The US government has threatened to ban TikTok and its parent company, ByteDance, from the country unless its owners divest its stakes. In a long, historic battle between the East and West, TikTok is the latest play piece, having been owned by Chinese operatives and been suspected of being too close to the Chinese Communist Party. And it seems US President Biden has had enough.
The Biden administration made its opinion on the matter clear, with an ultimatum: divest or be banned. Considering the audience in North America, that is a bold move.
And it’s only the latest of TikTok’s governmental worries. The UK has already banned TikTok from appearing on government devices, with The Guardian saying: “The UK decision follows a review of TikTok by government cybersecurity experts that began in November, and will cover ministers’ and civil servants’ work phones, but not their personal phones. [Cabinet Office Minister Oliver Dowden says] this is a ‘proportionate move based on a specific risk with government devices’.”

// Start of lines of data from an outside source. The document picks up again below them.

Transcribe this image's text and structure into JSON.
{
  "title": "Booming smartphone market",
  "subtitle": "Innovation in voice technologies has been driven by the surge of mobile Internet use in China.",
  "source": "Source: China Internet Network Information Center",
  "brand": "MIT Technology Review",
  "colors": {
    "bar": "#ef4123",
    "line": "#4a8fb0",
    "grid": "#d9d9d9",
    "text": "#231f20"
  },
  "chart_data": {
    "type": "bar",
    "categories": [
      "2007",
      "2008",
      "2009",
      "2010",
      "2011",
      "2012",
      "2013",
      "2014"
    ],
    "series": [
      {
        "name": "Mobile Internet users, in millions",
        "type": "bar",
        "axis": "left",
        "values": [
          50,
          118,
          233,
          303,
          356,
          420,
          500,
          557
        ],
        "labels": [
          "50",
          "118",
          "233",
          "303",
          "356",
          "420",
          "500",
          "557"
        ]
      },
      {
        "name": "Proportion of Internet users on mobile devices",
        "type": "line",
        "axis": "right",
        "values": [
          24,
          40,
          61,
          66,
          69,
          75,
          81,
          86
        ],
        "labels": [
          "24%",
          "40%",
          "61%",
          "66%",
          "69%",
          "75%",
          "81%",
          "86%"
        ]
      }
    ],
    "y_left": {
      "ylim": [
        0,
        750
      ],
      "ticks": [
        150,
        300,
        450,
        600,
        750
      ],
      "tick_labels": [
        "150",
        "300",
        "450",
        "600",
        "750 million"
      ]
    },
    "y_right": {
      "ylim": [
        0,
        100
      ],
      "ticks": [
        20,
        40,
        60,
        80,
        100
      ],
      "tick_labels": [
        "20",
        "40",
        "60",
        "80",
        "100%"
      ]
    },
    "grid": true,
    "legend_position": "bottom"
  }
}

However, there has been pushback from TikTok.
“If protecting national security is the objective, divestment doesn’t solve the problem,” TikTok spokesperson Maureen Shanahan told CBS News in a statement. “The best way to address concerns about national security is with the transparent, U.S.-based protection of U.S. user data and systems, with robust third-party monitoring, vetting, and verification, which we are already implementing.”